In vitrodissolution of mycophenolate mofetil: comparison between innovator and generic formulations

Emmanuel Schuebel, Laurent Adamy

F. Hoffman-La Roche Ltd, PTDF-A: Pharma Global Technical Operation, Basel, Switzerland

Mycophenolate mofetil (MMF) is an immunosuppressive agent indicated for the prophylaxis of acute rejection in patients receiving allogeneic renal, cardiac or hepatic transplants. MMF, a weak base, is a Biopharmaceutics Classification System (BCS) class II substance (Yu et al. 2002), exhibiting a strong pH-dependent solubility profile. It is absorbed rapidly and hydrolyzed by esterases to the active metabolite mycophenolic acid. However, differences in solid-state properties, formulation and/or manufacturing processes can lead to disparities in bioavailability between brands of the same drug. As generic drugs are approved based on comparison with the innovator brand only, it is possible that switching between generic products may lead to potentially greater disparity than switching between a single generic product and the innovator brand—with potentially serious clinical consequences. As the in vivo drug dissolution is a rate-limiting factor in drug absorption for BCS class II drugs (Emami, 2006), the use of appropriately designed in vitro dissolution tests can potentially discriminate between formulations with different bioavailability. We undertook this study to compare the in vitro dissolution of the original MMF innovator brand (CellCept®, Roche) with available generic products.

Two representative batches of CellCept® 500mg tablets and 14 different generic formulations were tested using different dissolution testing scenarios simulating conditions in the proximal gastrointestinal tract. These scenarios included stomach and/or small intestine media composition, surface tension, pH, increased buffer capacity and osmolarity after food intake.

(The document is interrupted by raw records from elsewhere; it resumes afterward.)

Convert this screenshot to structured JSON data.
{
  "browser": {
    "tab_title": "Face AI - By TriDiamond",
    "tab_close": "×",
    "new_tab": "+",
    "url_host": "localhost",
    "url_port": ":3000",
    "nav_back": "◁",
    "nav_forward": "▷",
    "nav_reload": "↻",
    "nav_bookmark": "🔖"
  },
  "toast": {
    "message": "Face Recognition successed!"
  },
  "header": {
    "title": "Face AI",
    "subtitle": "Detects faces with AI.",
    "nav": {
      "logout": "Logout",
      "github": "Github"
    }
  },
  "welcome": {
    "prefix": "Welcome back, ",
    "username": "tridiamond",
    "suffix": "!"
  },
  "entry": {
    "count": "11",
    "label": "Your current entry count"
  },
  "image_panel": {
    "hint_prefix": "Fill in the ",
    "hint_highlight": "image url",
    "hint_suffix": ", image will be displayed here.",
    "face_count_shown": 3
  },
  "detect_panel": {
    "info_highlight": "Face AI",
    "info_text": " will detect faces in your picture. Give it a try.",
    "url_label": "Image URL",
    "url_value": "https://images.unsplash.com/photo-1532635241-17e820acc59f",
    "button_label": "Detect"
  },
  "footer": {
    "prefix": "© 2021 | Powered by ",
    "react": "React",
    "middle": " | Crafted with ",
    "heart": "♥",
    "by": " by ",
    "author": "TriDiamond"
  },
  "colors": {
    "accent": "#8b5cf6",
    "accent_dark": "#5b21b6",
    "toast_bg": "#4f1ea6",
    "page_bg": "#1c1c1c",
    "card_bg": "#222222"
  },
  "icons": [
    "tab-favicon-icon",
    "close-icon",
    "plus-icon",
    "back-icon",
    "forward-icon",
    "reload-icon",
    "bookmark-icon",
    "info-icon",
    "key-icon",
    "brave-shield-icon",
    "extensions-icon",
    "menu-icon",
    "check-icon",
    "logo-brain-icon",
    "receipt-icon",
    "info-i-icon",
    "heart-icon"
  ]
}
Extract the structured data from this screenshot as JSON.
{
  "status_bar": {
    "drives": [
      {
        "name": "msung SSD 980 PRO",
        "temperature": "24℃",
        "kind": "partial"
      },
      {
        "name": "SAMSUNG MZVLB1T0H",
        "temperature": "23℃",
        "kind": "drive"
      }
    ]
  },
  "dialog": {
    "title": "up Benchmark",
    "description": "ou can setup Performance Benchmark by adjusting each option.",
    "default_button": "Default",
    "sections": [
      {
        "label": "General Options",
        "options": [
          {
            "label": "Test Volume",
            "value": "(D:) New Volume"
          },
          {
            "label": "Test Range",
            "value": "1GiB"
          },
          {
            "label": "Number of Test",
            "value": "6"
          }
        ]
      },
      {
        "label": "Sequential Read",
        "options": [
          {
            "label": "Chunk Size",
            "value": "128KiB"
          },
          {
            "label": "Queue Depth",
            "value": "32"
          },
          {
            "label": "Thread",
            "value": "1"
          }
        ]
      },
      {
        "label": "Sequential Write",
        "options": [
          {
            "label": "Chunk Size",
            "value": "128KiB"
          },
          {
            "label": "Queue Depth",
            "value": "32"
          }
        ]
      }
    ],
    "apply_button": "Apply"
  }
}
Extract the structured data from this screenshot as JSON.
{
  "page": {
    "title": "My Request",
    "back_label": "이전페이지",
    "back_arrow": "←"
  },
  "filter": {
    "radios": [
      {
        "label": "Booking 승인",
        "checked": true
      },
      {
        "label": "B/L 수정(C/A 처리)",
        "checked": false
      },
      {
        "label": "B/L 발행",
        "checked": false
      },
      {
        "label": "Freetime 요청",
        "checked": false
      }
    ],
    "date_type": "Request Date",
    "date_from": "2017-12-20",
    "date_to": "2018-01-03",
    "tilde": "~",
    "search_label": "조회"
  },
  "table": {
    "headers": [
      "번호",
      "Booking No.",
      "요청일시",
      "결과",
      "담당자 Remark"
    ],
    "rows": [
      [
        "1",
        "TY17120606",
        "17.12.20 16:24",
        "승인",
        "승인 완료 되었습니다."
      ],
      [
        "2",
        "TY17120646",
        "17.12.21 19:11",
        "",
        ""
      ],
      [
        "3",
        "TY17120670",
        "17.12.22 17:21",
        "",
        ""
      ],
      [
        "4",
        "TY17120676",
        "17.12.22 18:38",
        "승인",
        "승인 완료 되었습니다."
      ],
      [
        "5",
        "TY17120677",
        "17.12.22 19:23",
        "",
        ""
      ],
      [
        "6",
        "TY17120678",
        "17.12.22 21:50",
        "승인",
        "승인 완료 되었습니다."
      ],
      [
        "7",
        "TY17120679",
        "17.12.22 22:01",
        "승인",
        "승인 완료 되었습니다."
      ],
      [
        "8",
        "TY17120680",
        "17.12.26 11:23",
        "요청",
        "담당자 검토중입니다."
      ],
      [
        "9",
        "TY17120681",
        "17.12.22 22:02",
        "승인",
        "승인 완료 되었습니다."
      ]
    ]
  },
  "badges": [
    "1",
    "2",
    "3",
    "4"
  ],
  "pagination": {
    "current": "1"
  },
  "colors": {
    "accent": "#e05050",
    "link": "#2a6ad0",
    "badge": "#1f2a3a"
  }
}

Eight of the generic formulations tested passed the quality control dissolution test (pH 1.1) according to specification Q=75% after 5 min (i.e. all single units >80% dissolved), and 12 passed the specification Q=85% after 15 min (i.e. all single units >90% dissolved). This suggests an almost homogenous dissolution rate in an acidic environment between brands. However, at pH 4.5, large variations in in vitro dissolution performance between generic formulations were observed (extremes resulting in more than 60% dissolved difference after 30 min, see figure 1). Significant variability was seen among the different generic formulations and between the various generic formulations and the original MMF innovator brand, CellCept®. Moreover, the natural variation in gastric pH in the fasted state (pH 1.0 to 4.5) may result in a strong decrease in the release rate for some generics, which may significantly delay Tmax and reduce Cmax at higher pHs because the drug may potentially not have been completely dissolved before gastric emptying occurs (15–30 minutes under fasting conditions).

In conclusion, important differences exist between the different generic formulations with regard to in vitro performance. As MMF is prescribed for life-long use, and that changes in drug performance may have serious clinical consequences (e.g. organ rejection), clinical testing is necessary to evaluate the pharmacokinetics and the impact on clinical safety of a switch between brands.

Figure 1. Dissolution profiles of CellCept (bold square) and 14 generic MMF formulations at pH4.5.